Laura’s exceptional story proves that patients need to be considered on a case-by-case basis, but she is just one of the many over- and normal-weight anorexics who didn’t get the treatment, or even recognition, they deserved from their doctors.

Until 2013, amenorrhea, the absence of at least three menstrual cycles, was required to diagnose anorexia. Not only did this exclude those who weren’t severely underweight, it immediately ruled out the possibility that males like Luke*, a 17-year-old student from Canada, could suffer from anorexia. Though the amenorrhea criteria has now been removed, BMI still hinders the diagnosis of males. This is because men are more likely to have a greater muscle mass than women, making BMI is a misleading measure of a man’s health.

“My family doctor didn’t recognize the severity of my disorder because I was technically at the low end of the healthy BMI range,” says Luke. “Since I have a large amount of muscle mass and am taller than average, BMI isn’t terribly useful in my case.”

Like Valdez, Luke was also spurred on by the diagnostic weight criteria. “Being sick enough to be admitted to hospital was one of many goals,” he says. “My desire to be sick enough for hospitalization came from wanting to be the ‘best’ anorexic possible.”
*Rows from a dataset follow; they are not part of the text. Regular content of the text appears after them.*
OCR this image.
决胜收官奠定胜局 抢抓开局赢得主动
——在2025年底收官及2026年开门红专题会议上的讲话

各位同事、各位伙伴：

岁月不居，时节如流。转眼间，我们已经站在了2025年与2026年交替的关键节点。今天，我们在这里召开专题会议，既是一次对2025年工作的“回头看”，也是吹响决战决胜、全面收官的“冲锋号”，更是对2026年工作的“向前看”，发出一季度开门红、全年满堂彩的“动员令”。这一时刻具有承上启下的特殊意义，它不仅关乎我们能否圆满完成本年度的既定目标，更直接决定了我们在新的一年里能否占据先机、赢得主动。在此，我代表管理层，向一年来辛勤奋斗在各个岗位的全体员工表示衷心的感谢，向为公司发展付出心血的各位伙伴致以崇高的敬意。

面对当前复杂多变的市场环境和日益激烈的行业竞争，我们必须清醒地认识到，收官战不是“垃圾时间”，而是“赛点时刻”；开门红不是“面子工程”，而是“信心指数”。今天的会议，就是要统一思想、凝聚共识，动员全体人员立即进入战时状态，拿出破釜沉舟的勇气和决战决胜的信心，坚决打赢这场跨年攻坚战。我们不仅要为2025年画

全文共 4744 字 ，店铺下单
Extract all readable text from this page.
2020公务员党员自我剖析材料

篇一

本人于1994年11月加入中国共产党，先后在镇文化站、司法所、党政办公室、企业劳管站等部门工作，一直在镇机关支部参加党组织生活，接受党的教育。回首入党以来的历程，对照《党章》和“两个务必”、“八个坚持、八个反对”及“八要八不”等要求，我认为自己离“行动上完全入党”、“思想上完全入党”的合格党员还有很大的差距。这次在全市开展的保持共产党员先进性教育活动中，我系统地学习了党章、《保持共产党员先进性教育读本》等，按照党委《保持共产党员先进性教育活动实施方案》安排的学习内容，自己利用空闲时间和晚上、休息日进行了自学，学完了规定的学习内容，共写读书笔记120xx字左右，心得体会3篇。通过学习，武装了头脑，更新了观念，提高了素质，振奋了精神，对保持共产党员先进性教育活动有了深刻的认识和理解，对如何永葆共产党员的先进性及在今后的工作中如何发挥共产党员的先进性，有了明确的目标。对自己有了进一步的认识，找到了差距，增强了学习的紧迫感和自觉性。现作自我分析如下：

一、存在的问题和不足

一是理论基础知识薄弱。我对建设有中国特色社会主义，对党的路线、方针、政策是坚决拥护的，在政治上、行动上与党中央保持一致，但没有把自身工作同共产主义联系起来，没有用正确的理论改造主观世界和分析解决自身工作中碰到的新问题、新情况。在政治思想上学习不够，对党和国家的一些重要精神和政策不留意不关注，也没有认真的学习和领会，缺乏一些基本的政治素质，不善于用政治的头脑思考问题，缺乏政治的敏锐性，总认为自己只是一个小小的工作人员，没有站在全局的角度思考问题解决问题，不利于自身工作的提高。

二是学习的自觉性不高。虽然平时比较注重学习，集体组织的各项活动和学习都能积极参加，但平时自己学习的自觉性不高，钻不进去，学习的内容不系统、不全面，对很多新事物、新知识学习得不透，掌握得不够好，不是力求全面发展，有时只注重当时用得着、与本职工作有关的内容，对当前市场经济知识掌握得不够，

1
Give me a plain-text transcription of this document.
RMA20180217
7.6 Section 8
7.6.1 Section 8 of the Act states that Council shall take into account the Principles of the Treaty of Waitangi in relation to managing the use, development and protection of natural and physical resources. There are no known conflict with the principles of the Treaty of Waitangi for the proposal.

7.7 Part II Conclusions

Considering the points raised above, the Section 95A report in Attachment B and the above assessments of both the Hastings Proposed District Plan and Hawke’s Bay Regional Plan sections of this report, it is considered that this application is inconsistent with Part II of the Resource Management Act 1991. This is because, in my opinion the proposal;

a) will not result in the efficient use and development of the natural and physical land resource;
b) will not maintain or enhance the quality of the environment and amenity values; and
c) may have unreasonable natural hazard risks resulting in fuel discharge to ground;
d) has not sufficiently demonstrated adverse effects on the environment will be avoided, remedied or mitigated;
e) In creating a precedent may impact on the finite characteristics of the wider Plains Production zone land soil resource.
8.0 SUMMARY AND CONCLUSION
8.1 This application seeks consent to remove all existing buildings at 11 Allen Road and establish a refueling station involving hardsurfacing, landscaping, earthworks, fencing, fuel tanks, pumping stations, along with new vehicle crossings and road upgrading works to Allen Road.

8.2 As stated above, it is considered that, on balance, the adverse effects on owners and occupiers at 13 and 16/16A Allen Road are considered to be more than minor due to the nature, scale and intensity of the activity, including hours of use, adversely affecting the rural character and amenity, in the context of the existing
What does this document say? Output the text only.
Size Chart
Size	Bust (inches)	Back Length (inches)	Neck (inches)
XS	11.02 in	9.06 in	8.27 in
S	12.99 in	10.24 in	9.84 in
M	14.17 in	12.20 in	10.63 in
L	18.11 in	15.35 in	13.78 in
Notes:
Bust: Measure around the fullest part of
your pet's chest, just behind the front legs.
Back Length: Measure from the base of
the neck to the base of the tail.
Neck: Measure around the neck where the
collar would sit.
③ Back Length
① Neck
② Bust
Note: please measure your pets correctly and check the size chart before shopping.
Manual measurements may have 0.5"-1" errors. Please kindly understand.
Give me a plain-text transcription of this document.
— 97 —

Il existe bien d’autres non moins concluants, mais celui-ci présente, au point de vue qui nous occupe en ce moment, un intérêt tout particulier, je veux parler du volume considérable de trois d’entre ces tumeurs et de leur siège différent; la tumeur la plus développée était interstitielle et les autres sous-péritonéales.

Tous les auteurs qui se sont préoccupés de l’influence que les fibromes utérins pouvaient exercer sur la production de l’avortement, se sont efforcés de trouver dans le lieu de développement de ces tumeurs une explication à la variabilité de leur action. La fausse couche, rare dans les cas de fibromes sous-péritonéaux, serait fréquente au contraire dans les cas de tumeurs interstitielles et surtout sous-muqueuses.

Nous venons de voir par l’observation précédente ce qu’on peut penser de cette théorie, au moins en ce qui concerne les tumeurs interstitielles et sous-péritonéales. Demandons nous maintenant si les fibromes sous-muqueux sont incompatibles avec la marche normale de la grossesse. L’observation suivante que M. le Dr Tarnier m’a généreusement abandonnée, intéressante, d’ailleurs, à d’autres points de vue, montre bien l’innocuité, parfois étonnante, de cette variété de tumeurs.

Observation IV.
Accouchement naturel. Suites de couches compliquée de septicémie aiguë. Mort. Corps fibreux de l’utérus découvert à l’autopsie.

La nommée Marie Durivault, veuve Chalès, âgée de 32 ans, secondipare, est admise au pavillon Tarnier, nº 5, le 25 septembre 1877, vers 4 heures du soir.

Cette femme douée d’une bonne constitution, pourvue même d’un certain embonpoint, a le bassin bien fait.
People didn’t worry about me, they praised me.

Yet it is not just doctors and psychiatric associations who have to change their attitudes. Luke says his family and friends didn’t notice the severity of his disorder. Though society is now more understanding of male anorexia, the concept of a “fat anorexic” is still entirely alien.

It is this culture that means Alex*, a 19-year-old transgender student, is reluctant to seek help. “I try to live off like, one apple a day,” she says. When she has the energy, she rides her bike as a form of exercise. Despite this, she weighs 264 pounds. At five foot eight, this makes her BMI 39.5, well in the “obese” range.

“I haven’t tried to get help at all yet,” she says. “I doubt they’d take me seriously. Sometimes it’s hard to see it as a problem. I mean, I am losing weight. That’s good. It’s hard to want to be better because it feels good to make progress no matter the cost.”

Alex’s statement highlights the dangerous way society views weight loss. If a larger person decides to lose weight, they are admired for the outcome regardless of their methods. When English reality TV star Lauren Goodger confessed to working out five times a day on just half an apple and a boiled egg, she was lauded for her “hot body secrets” in gossip magazine Closer.

“People didn’t worry about me, they praised me,” says Valdez. “Had I been a normal weight and then gotten so thin where I was underweight, perhaps the concern would have been there. But I was obese. People didn’t worry about it.”

Valdez at 161 pounds in 2016, after recovering from her eating disorder. Photo courtesy of Jacqui Valdez

Perhaps the most damning aspect of the diagnostic criteria isn’t the way it makes doctors and society view sufferers, but the way it makes sufferers view themselves. People with highly disordered eating can easily convince themselves they don’t have a problem because they don’t fit into the narrow definition of anorexia.

“It’s hard for me to claim I had an eating disorder,” says Valdez. “Do I really deserve to say I had an eating disorder? Rationally speaking, of course I do. But a part of me really doesn’t believe it.”

Valdez did suffer, and her story proves that the way we view eating disorders has to change. A person can be anorexic at any size. Denying that means denying sufferers the help they so desperately need. It means waiting until the disorder is in its worst possible iteration before offering a cure. It also means putting people’s lives in danger. If you suspect someone of suffering from an eating disorder, it is their psyche, not their physique, that doctors should scrutinize.

“Hopefully someone might see my story and recognise a change in their own loved one,” says Valdez, “that same struggle and pain, and they can start a plan for recovery before it’s too late.”